In March 1989, five days after Martin Fleischmann and Stanley Pons held a press conference announcing their findings of cold fusion at the University of Utah, Pons' Internet (NSFNET) email address was posted to sci.physics.
Here's Dr. Pons's e-address:
pons@chemistry.utah.edu
You can try to finger it first.
Gary Taubes writes in Bad Science: The Short Life and Wierd Times of Cold Fusion that
Two physicists, who requested to remain anonymous, did try to "finger" Pons's mail account.
(I presume the author implies the meaning of the word "finger" as in "to pilfer", and while this is not what the finger command does, it would seem sensible to finger an account prior to breakin to ensure that the target user is not currently logged in.)

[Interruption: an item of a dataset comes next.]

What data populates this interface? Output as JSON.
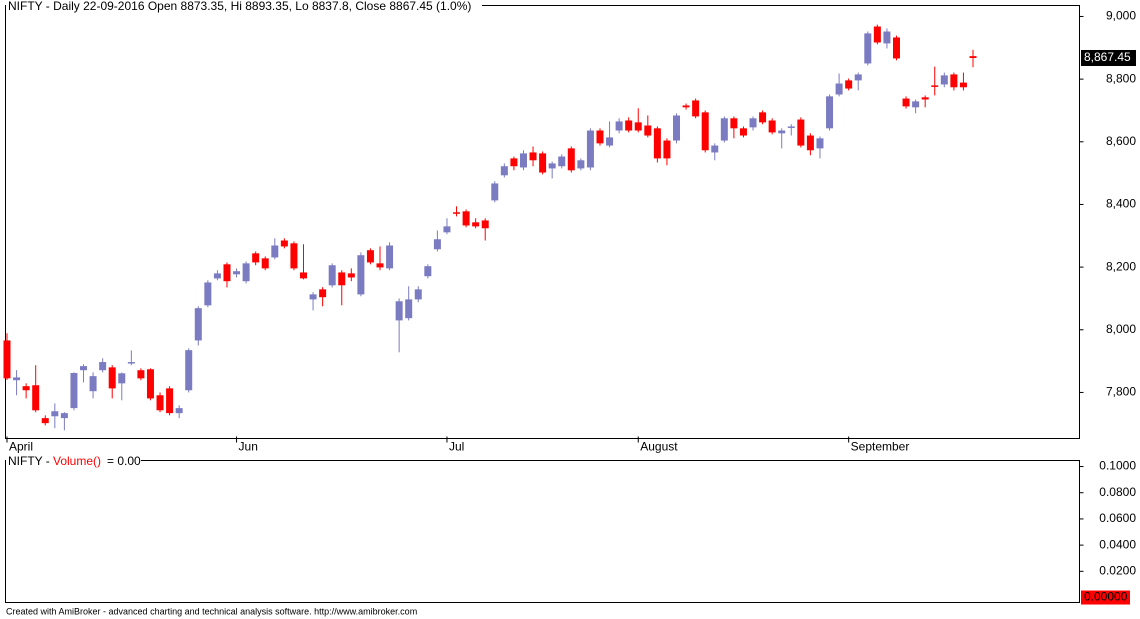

To assure that they wouldn't be traced, they used the account of another physicist who rarely used his computer...Pons's account was guarded by a password of his choosing. The two physicists tried "cfusion," which didn't work, then remembered that Pons had said he was a homebody, so they tried the names of several family members and hit eventually and correctly on Sheila, the name of his wife. So they broke into his computer account and spent two hours reading his mail... They justified the breaking and entering by the importance of the controversy and the inability to get a straight story out of Utah [Emphasis added]...[One of the two anonymous physicists] added that he knew of at least two other scientsts who did the same, one from Oak Ridge and one from Caltech. In any case, Pons later changed his password.